I realize as I write this that really all I am saying is how I prefer people to act around me, but it may be different for everyone. The words that make me want to punch you in the face, may give someone else comfort, but I think a lot of people who struggle with infertility have similar triggers.
Please don't:
- Make jokes about your own super human fertility powers
- Offer insight on how tiring motherhood is, or offer to give away your children. We all know that you love your children and think they are worth the work, don't imply that someone might not be up to the task.
- Say cliche's about how everything happens for a reason or children come when they are ready. I have a medical problem where I don't ovulate. Children will happen when we can figure out how to make my ovaries work. Just like cancer is (hopefully) cured when they resect a tumor or figure out the right dose of drugs for you.

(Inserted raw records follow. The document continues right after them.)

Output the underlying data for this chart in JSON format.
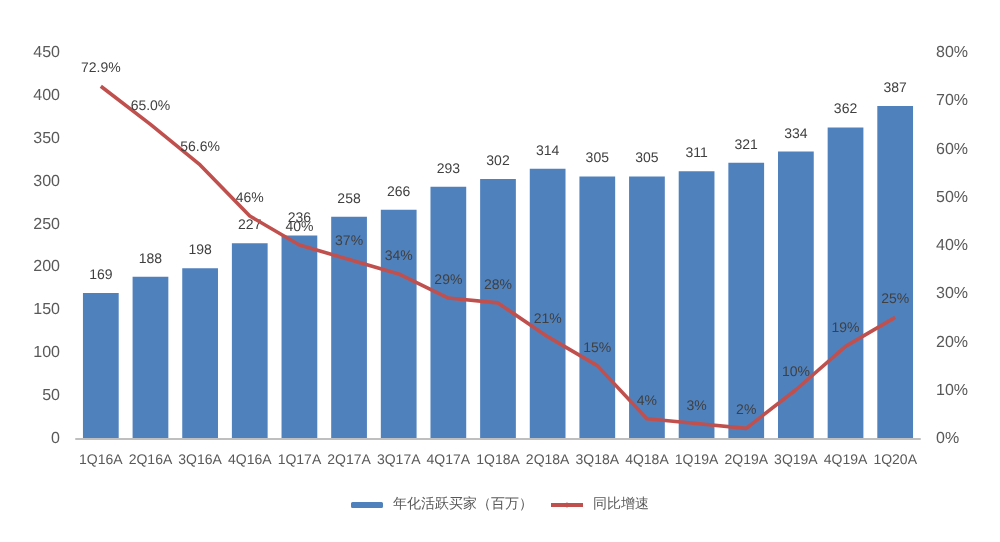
{
  "chart_data": {
    "type": "bar",
    "categories": [
      "1Q16A",
      "2Q16A",
      "3Q16A",
      "4Q16A",
      "1Q17A",
      "2Q17A",
      "3Q17A",
      "4Q17A",
      "1Q18A",
      "2Q18A",
      "3Q18A",
      "4Q18A",
      "1Q19A",
      "2Q19A",
      "3Q19A",
      "4Q19A",
      "1Q20A"
    ],
    "series": [
      {
        "name": "年化活跃买家（百万）",
        "color": "#4f81bd",
        "values": [
          169,
          188,
          198,
          227,
          236,
          258,
          266,
          293,
          302,
          314,
          305,
          305,
          311,
          321,
          334,
          362,
          387
        ],
        "value_labels": [
          "169",
          "188",
          "198",
          "227",
          "236",
          "258",
          "266",
          "293",
          "302",
          "314",
          "305",
          "305",
          "311",
          "321",
          "334",
          "362",
          "387"
        ]
      },
      {
        "name": "同比增速",
        "type": "line",
        "axis": "y2",
        "color": "#c0504d",
        "values": [
          72.9,
          65.0,
          56.6,
          46,
          40,
          37,
          34,
          29,
          28,
          21,
          15,
          4,
          3,
          2,
          10,
          19,
          25
        ],
        "value_labels": [
          "72.9%",
          "65.0%",
          "56.6%",
          "46%",
          "40%",
          "37%",
          "34%",
          "29%",
          "28%",
          "21%",
          "15%",
          "4%",
          "3%",
          "2%",
          "10%",
          "19%",
          "25%"
        ]
      }
    ],
    "ylim": [
      0,
      450
    ],
    "yticks": [
      0,
      50,
      100,
      150,
      200,
      250,
      300,
      350,
      400,
      450
    ],
    "y2lim": [
      0,
      80
    ],
    "y2ticks": [
      {
        "value": 0,
        "label": "0%"
      },
      {
        "value": 10,
        "label": "10%"
      },
      {
        "value": 20,
        "label": "20%"
      },
      {
        "value": 30,
        "label": "30%"
      },
      {
        "value": 40,
        "label": "40%"
      },
      {
        "value": 50,
        "label": "50%"
      },
      {
        "value": 60,
        "label": "60%"
      },
      {
        "value": 70,
        "label": "70%"
      },
      {
        "value": 80,
        "label": "80%"
      }
    ],
    "grid": false,
    "legend": "bottom",
    "marker": "none",
    "line_style": "solid"
  }
}
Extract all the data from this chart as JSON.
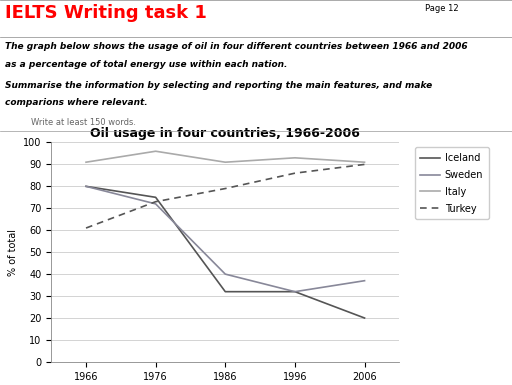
{
  "title": "Oil usage in four countries, 1966-2006",
  "ylabel": "% of total",
  "years": [
    1966,
    1976,
    1986,
    1996,
    2006
  ],
  "iceland": [
    80,
    75,
    32,
    32,
    20
  ],
  "sweden": [
    80,
    72,
    40,
    32,
    37
  ],
  "italy": [
    91,
    96,
    91,
    93,
    91
  ],
  "turkey": [
    61,
    73,
    79,
    86,
    90
  ],
  "iceland_color": "#555555",
  "sweden_color": "#888899",
  "italy_color": "#aaaaaa",
  "turkey_color": "#555555",
  "ylim": [
    0,
    100
  ],
  "yticks": [
    0,
    10,
    20,
    30,
    40,
    50,
    60,
    70,
    80,
    90,
    100
  ],
  "xticks": [
    1966,
    1976,
    1986,
    1996,
    2006
  ],
  "background_color": "#ffffff",
  "header_title": "IELTS Writing task 1",
  "page_label": "Page 12",
  "desc1": "The graph below shows the usage of oil in four different countries between 1966 and 2006",
  "desc1b": "as a percentage of total energy use within each nation.",
  "desc2": "Summarise the information by selecting and reporting the main features, and make",
  "desc2b": "comparions where relevant.",
  "note": "Write at least 150 words.",
  "title_fontsize": 9,
  "header_fontsize": 13,
  "desc_fontsize": 6.5,
  "note_fontsize": 6,
  "tick_fontsize": 7,
  "ylabel_fontsize": 7,
  "legend_fontsize": 7
}
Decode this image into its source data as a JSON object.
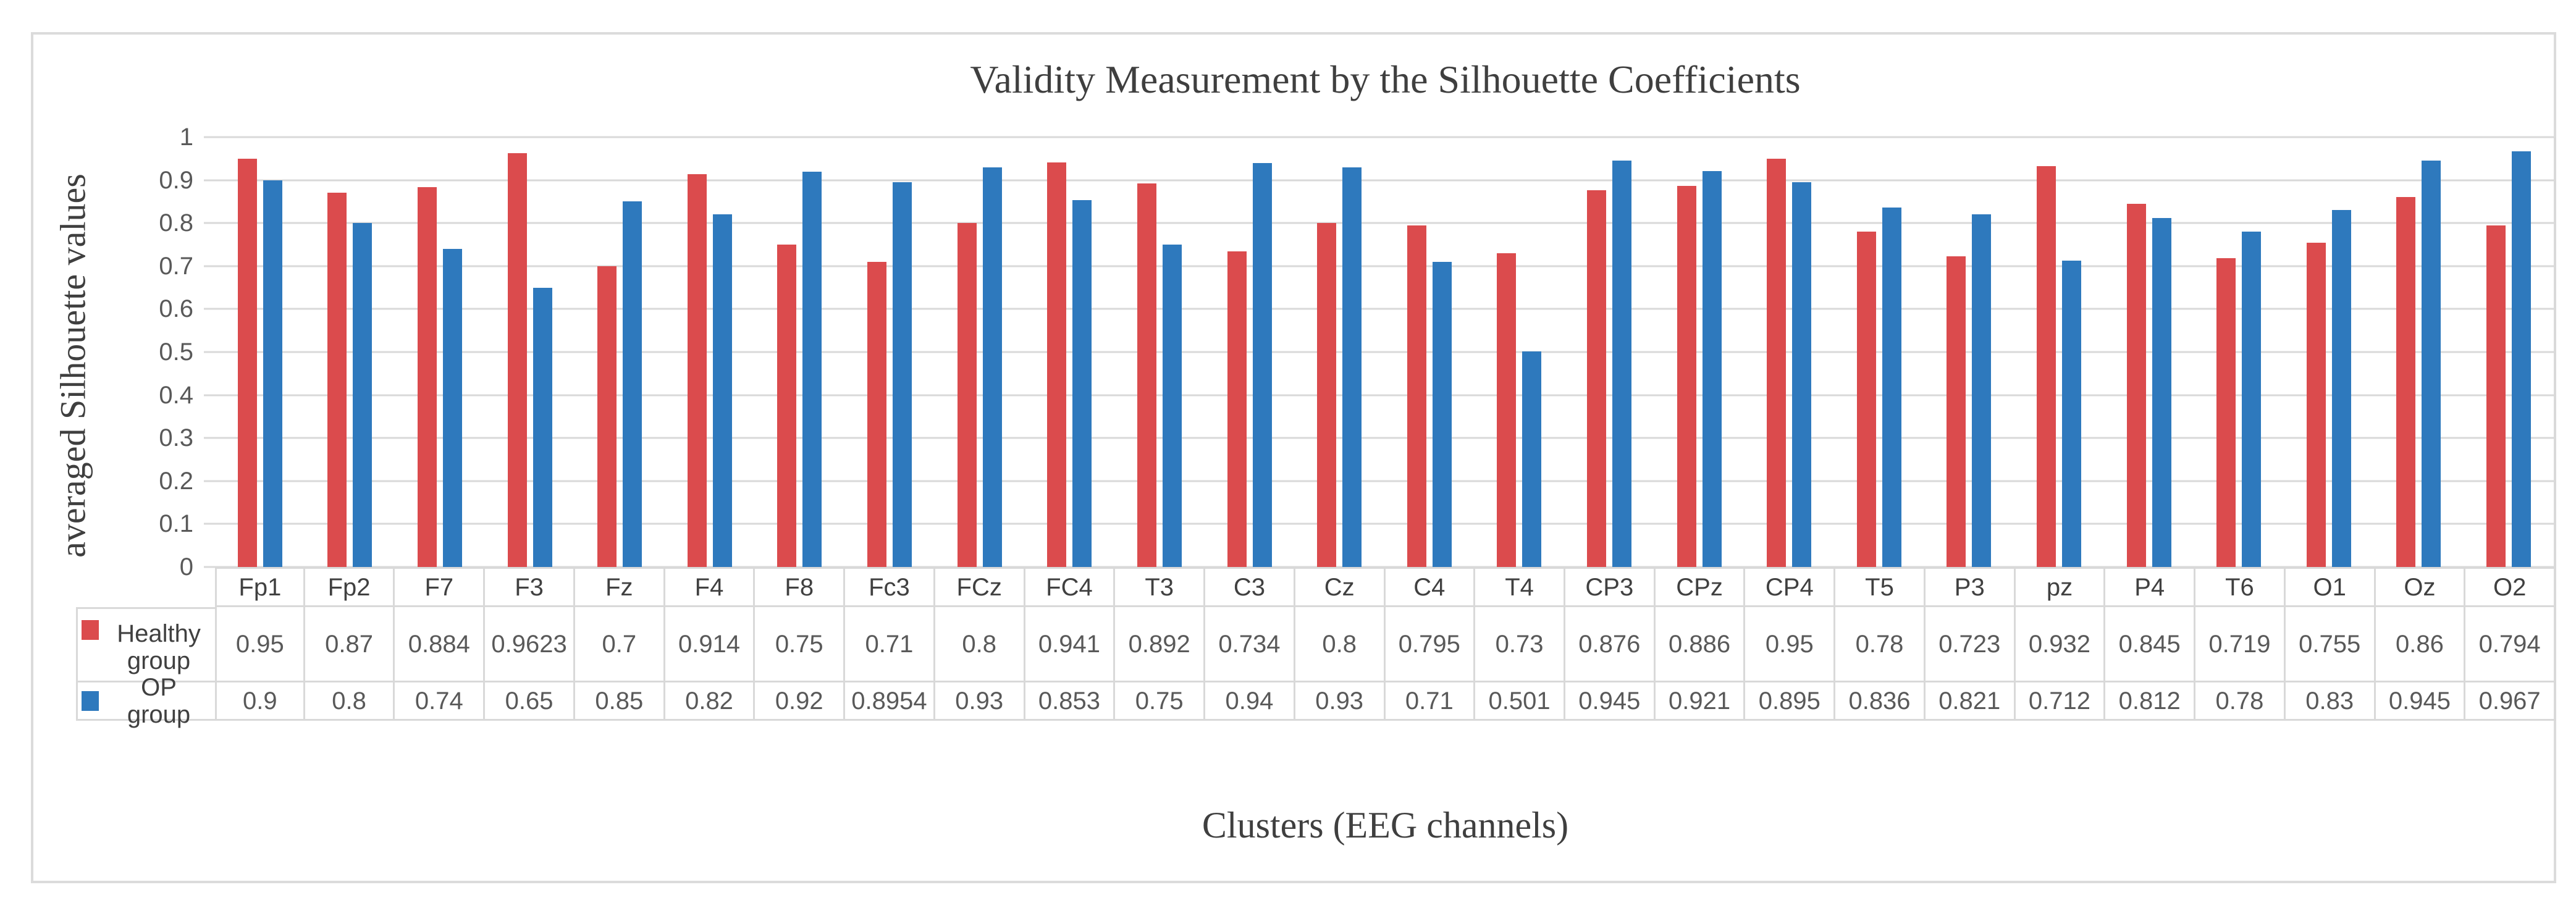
{
  "chart_data": {
    "type": "bar",
    "title": "Validity Measurement by the Silhouette Coefficients",
    "xlabel": "Clusters (EEG channels)",
    "ylabel": "averaged  Silhouette values",
    "ylim": [
      0,
      1
    ],
    "yticks": [
      "0",
      "0.1",
      "0.2",
      "0.3",
      "0.4",
      "0.5",
      "0.6",
      "0.7",
      "0.8",
      "0.9",
      "1"
    ],
    "grid": true,
    "legend_position": "table-left",
    "categories": [
      "Fp1",
      "Fp2",
      "F7",
      "F3",
      "Fz",
      "F4",
      "F8",
      "Fc3",
      "FCz",
      "FC4",
      "T3",
      "C3",
      "Cz",
      "C4",
      "T4",
      "CP3",
      "CPz",
      "CP4",
      "T5",
      "P3",
      "pz",
      "P4",
      "T6",
      "O1",
      "Oz",
      "O2"
    ],
    "series": [
      {
        "name": "Healthy group",
        "color": "#DB4B4D",
        "values": [
          0.95,
          0.87,
          0.884,
          0.9623,
          0.7,
          0.914,
          0.75,
          0.71,
          0.8,
          0.941,
          0.892,
          0.734,
          0.8,
          0.795,
          0.73,
          0.876,
          0.886,
          0.95,
          0.78,
          0.723,
          0.932,
          0.845,
          0.719,
          0.755,
          0.86,
          0.794
        ]
      },
      {
        "name": "OP group",
        "color": "#2E79BD",
        "values": [
          0.9,
          0.8,
          0.74,
          0.65,
          0.85,
          0.82,
          0.92,
          0.8954,
          0.93,
          0.853,
          0.75,
          0.94,
          0.93,
          0.71,
          0.501,
          0.945,
          0.921,
          0.895,
          0.836,
          0.821,
          0.712,
          0.812,
          0.78,
          0.83,
          0.945,
          0.967
        ]
      }
    ],
    "colors": {
      "gridline": "#D9D9D9",
      "table_border": "#D9D9D9",
      "tick_text": "#595959",
      "header_text": "#404040",
      "title_text": "#3F3F3F",
      "figure_border": "#DBDBDB"
    }
  }
}
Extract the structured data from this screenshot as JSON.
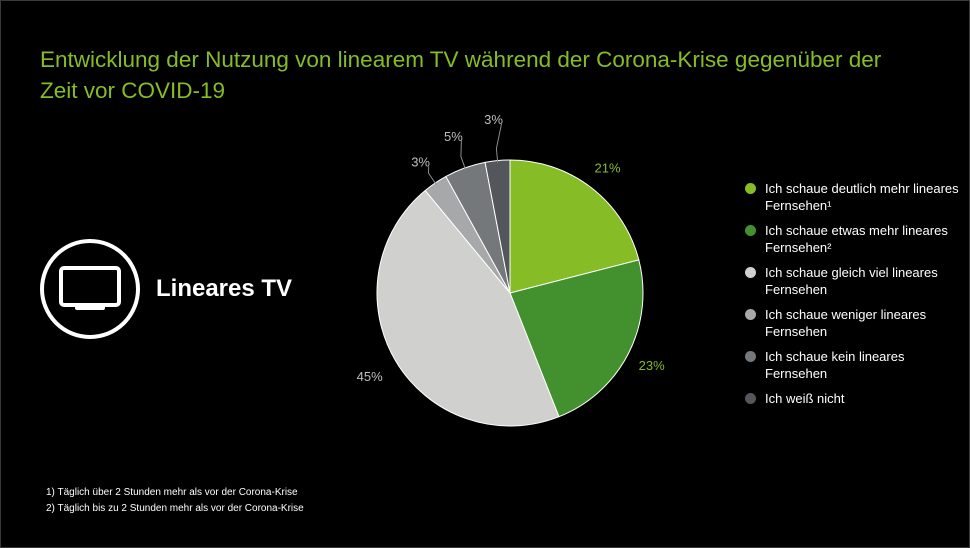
{
  "slide": {
    "title": "Entwicklung der Nutzung von linearem TV während der Corona-Krise gegenüber der Zeit vor COVID-19",
    "category_label": "Lineares TV",
    "category_icon": "tv-icon",
    "footnotes": [
      "1) Täglich über 2 Stunden mehr als vor der Corona-Krise",
      "2) Täglich bis zu 2 Stunden mehr als vor der Corona-Krise"
    ]
  },
  "colors": {
    "background": "#000000",
    "title": "#86bc25",
    "label_muted": "#bfbfbf"
  },
  "chart_data": {
    "type": "pie",
    "title": "",
    "slices": [
      {
        "label": "Ich schaue deutlich mehr lineares Fernsehen¹",
        "value": 21,
        "display": "21%",
        "color": "#86bc25",
        "label_color": "#86bc25"
      },
      {
        "label": "Ich schaue etwas mehr lineares Fernsehen²",
        "value": 23,
        "display": "23%",
        "color": "#43902f",
        "label_color": "#86bc25"
      },
      {
        "label": "Ich schaue gleich viel lineares Fernsehen",
        "value": 45,
        "display": "45%",
        "color": "#d0d0ce",
        "label_color": "#bfbfbf"
      },
      {
        "label": "Ich schaue weniger lineares Fernsehen",
        "value": 3,
        "display": "3%",
        "color": "#a7a8aa",
        "label_color": "#bfbfbf"
      },
      {
        "label": "Ich schaue kein lineares Fernsehen",
        "value": 5,
        "display": "5%",
        "color": "#75787b",
        "label_color": "#bfbfbf"
      },
      {
        "label": "Ich weiß nicht",
        "value": 3,
        "display": "3%",
        "color": "#53565a",
        "label_color": "#bfbfbf"
      }
    ],
    "start_angle_deg": 0,
    "direction": "clockwise",
    "legend_position": "right"
  }
}
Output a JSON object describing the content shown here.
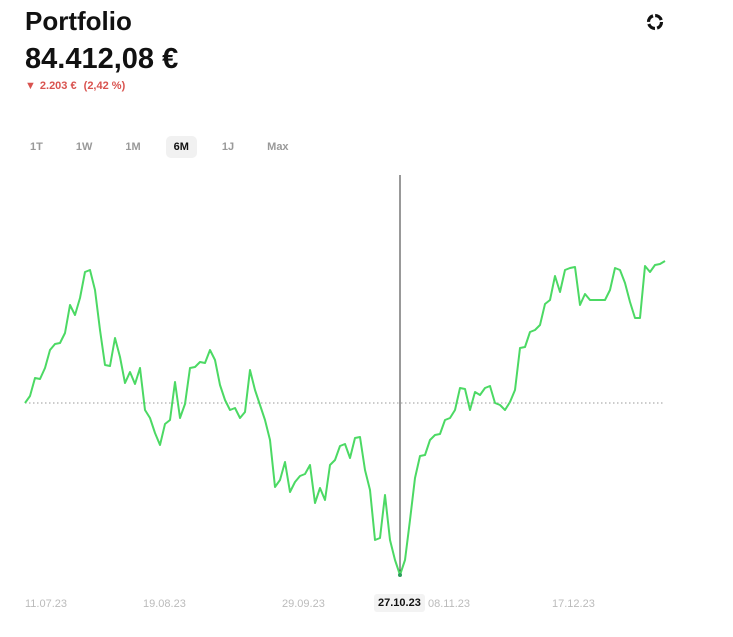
{
  "header": {
    "title": "Portfolio",
    "value": "84.412,08 €",
    "change_icon": "triangle-down-icon",
    "change_abs": "2.203 €",
    "change_pct": "(2,42 %)",
    "change_color": "#d9534f",
    "menu_icon": "loading-ring-icon"
  },
  "tabs": [
    {
      "label": "1T"
    },
    {
      "label": "1W"
    },
    {
      "label": "1M"
    },
    {
      "label": "6M",
      "active": true
    },
    {
      "label": "1J"
    },
    {
      "label": "Max"
    }
  ],
  "chart_data": {
    "type": "line",
    "line_color": "#4cd964",
    "baseline": 0,
    "baseline_style": "dotted",
    "grid": false,
    "x_tick_labels": [
      "11.07.23",
      "19.08.23",
      "29.09.23",
      "08.11.23",
      "17.12.23"
    ],
    "cursor_label": "27.10.23",
    "values": [
      0,
      7,
      25,
      24,
      35,
      53,
      59,
      60,
      70,
      98,
      88,
      105,
      131,
      133,
      113,
      73,
      38,
      37,
      65,
      46,
      20,
      31,
      19,
      35,
      -7,
      -15,
      -30,
      -42,
      -21,
      -17,
      21,
      -15,
      -1,
      35,
      36,
      41,
      40,
      53,
      43,
      18,
      3,
      -7,
      -5,
      -15,
      -9,
      33,
      13,
      -2,
      -17,
      -37,
      -84,
      -77,
      -59,
      -89,
      -79,
      -73,
      -71,
      -62,
      -100,
      -85,
      -97,
      -62,
      -57,
      -43,
      -41,
      -55,
      -35,
      -34,
      -67,
      -87,
      -137,
      -135,
      -92,
      -137,
      -157,
      -172,
      -157,
      -117,
      -75,
      -53,
      -52,
      -37,
      -32,
      -31,
      -17,
      -15,
      -7,
      15,
      14,
      -7,
      11,
      8,
      15,
      17,
      0,
      -2,
      -7,
      1,
      13,
      55,
      56,
      71,
      73,
      78,
      99,
      103,
      127,
      111,
      133,
      135,
      136,
      98,
      109,
      103,
      103,
      103,
      103,
      113,
      135,
      133,
      120,
      101,
      85,
      85,
      137,
      131,
      138,
      139,
      142
    ],
    "cursor_index": 75
  }
}
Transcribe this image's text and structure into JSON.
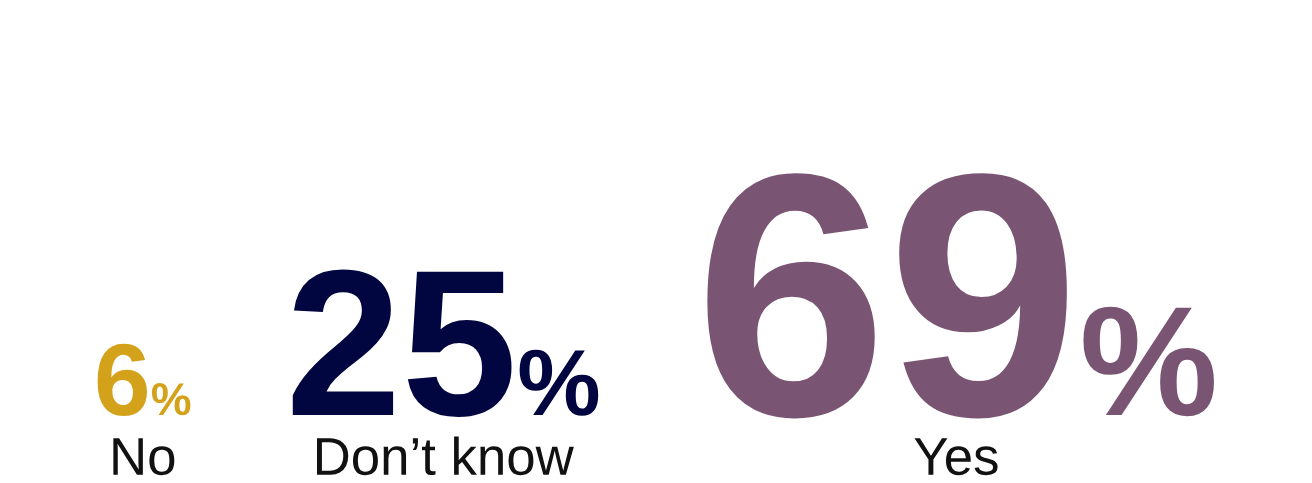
{
  "chart_data": {
    "type": "other",
    "categories": [
      "No",
      "Don’t know",
      "Yes"
    ],
    "values": [
      6,
      25,
      69
    ],
    "value_labels": [
      "6%",
      "25%",
      "69%"
    ],
    "colors": [
      "#d4a21a",
      "#020640",
      "#7a5473"
    ]
  }
}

- Tell me to relax. Or tell me about how Monica from Friends got pregnant after she decided to adopt. Everyone has a story about someone who stopped trying and got pregnant. Here's the thing about that; almost no one is completely infertile unless they have no uterus and their partner has zero sperm. Most of us are actually subfertile, and spontaneous pregnancy is possible but does not occur within a reasonable time frame naturally. Most of those women who got pregnant naturally did so after many many years of trying. Don't minimize their struggle by saying they were too stressed and that was why they didn't get pregnant. I feel shitty enough about the fact that I can't get pregnant, and yes that leads to stress, I don't need further stress by you telling me it's all my fault.
Please do:
- Listen when someone with infertility is sharing their story with you. It's a deeply painful and personal thing they are describing, and listening is a way of showing respect.
- Be willing to tolerate a little extra bit of crazy. This whole thing is really hard and leads to a lot of stress and the fertility meds can make you wacky.